To open a configuration
- On the Configuration menu, click Open configuration.
To close a configuration
- On the Configuration menu, click Close configuration.
Respective toolbar buttons are available as well.
Once the configuration is open, its content is displayed in the configuration object tree window (see fig. 1.11). You can close this window just like any other window, but if you do so, the configuration itself remains open (in other words, it can still be edited).
To view the configuration tree window
- On the Configuration menu, click Configuration window.
There are several methods of adding configuration objects. You can use any method that you like.
To add configuration objects (method 1)
- Click the required configuration object tree branch, click the Actions button in the configuration window command bar, and then click Add (fig. 1.12).
Fig. 1.12. Adding a configuration object
To add configuration objects (method 2)
- Right-click the required configuration object tree branch, then click Add (fig. 1.13).
Fig. 1.13. Adding a configuration object
To add configuration objects (method 3)
- Click the required configuration object tree branch, and then click the Add button in the configuration window command bar (fig. 1.14).
Fig. 1.14. Adding a configuration object
We prefer the last method so we will mainly use it in the future.
So, let us begin.
Let us define a name for our configuration and use this example to introduce the property palette.
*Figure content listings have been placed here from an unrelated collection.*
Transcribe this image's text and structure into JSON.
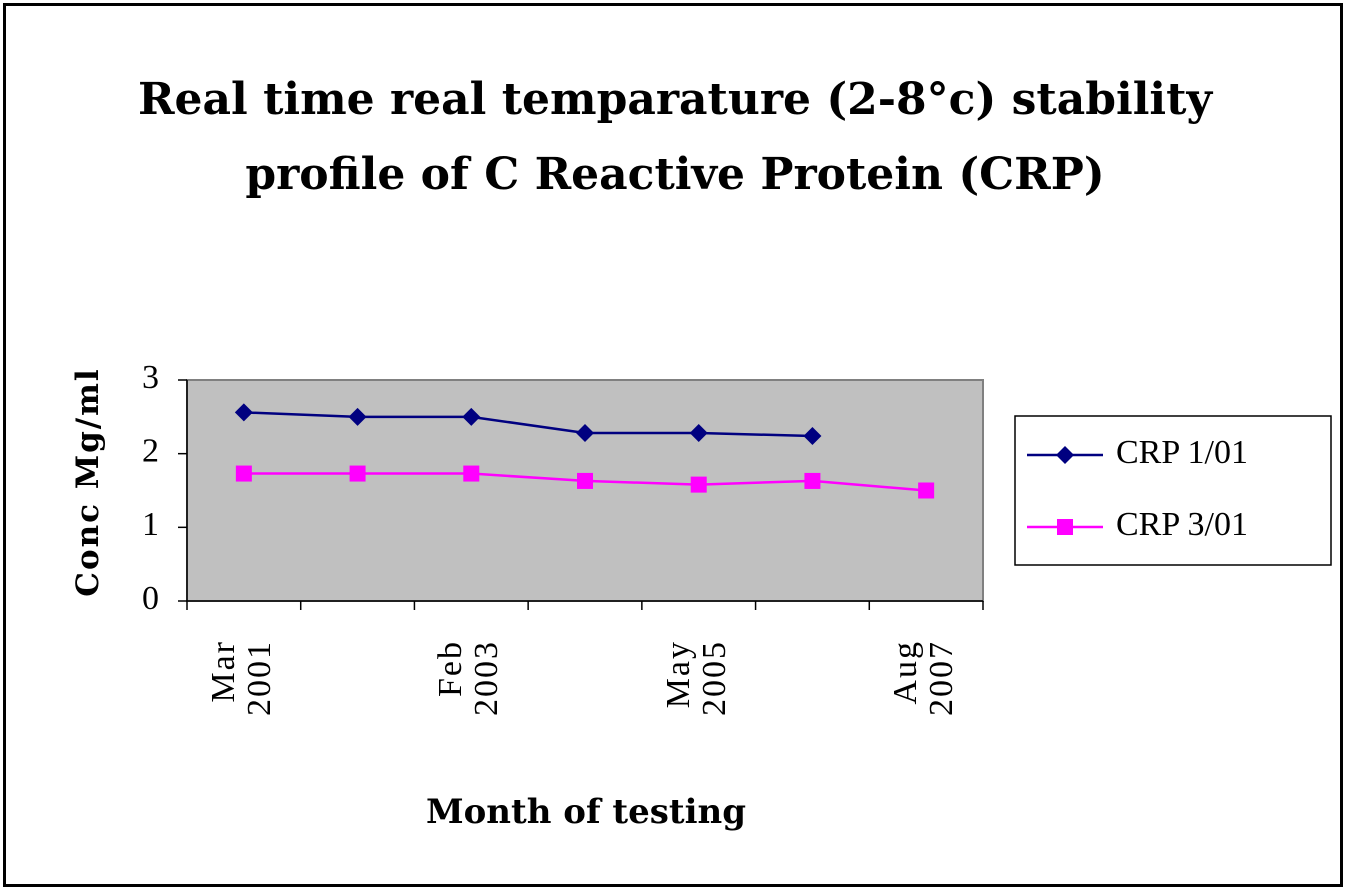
{
  "chart_data": {
    "type": "line",
    "title": "Real time real temparature (2-8°c) stability profile of C Reactive Protein (CRP)",
    "xlabel": "Month of testing",
    "ylabel": "Conc Mg/ml",
    "categories": [
      "Mar 2001",
      null,
      "Feb 2003",
      null,
      "May 2005",
      null,
      "Aug 2007"
    ],
    "series": [
      {
        "name": "CRP 1/01",
        "color": "#000080",
        "marker": "diamond",
        "values": [
          2.56,
          2.5,
          2.5,
          2.28,
          2.28,
          2.24,
          null
        ]
      },
      {
        "name": "CRP 3/01",
        "color": "#ff00ff",
        "marker": "square",
        "values": [
          1.73,
          1.73,
          1.73,
          1.63,
          1.58,
          1.63,
          1.5
        ]
      }
    ],
    "ylim": [
      0,
      3
    ],
    "yticks": [
      0,
      1,
      2,
      3
    ],
    "grid": false,
    "plot_background": "#c0c0c0",
    "legend": "right"
  }
}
Developers can use the property palette to define various properties of configuration objects that they create.
A property palette is a dedicated auxiliary window that is intended for editing configuration object properties and other related data. Since different configuration objects have very different properties, the content of this window varies depending on the selected configuration object.
- In the configuration object tree, double-click the Configuration root item.
This opens the configuration property palette.
- In the Name field, type BeginnerGuide.
The synonym is filled automatically (fig. 1.15) but you can specify it explicitly if needed. The synonym serves as a title for the main applied solution window.
Fig. 1.15. Configuration property palette
Important! This tutorial is designed and thoroughly tested using 1C:Enterprise version 8.3.5. It includes a few synchronous method calls. In 1C:Enterprise versions 8.3.6 or later synchronous method calls are disabled by default.
- If you are using 1C:Enterprise version 8.3.6 or later, scroll down the property palette to find the Synchronous call usage mode for extensions and add-ins property and change its value to Use.
Sometimes the property palette is opened automatically in response to certain developer actions. But you can always open the property palette manually.
To open a property palette
- Right-click an object and then click Properties.
In this case the property palette is opened in a similar manner and docks within the Designer mode workspace. It means that when you select any configuration object, its property palette is always opened. However, there is a handy option to undock the property palette using the push-pin icon in the title of the property palette window (fig. 1.16).
Fig. 1.16. Undocking the property palette
In the undocked state, when you move the pointer to any other window, the property palette is minimized to a button near the right edge of the Designer mode window (fig. 1.17).
Fig. 1.17. The property palette button
When you point to the button, the property palette is opened up again. In addition to the property palette, other Designer windows (such as the configuration object tree window) behave in a similar way (they can be docked, hidden and so on).
Debugging in 1C:Enterprise mode
Now let us check your first changes in 1C:Enterprise mode.
- On the Debug menu, click Start debugging.
On the Designer mode toolbar, click the Start debugging button .
The platform checks whether the configuration was changed and prompts you to update the database configuration (fig. 1.18).
Fig. 1.18. Database configuration update dialog box
At this point we will not discuss what it means as it will be explained in the Base configuration and database configuration section.
- Click Yes.
Then the 1C:Enterprise window is displayed (fig. 1.19).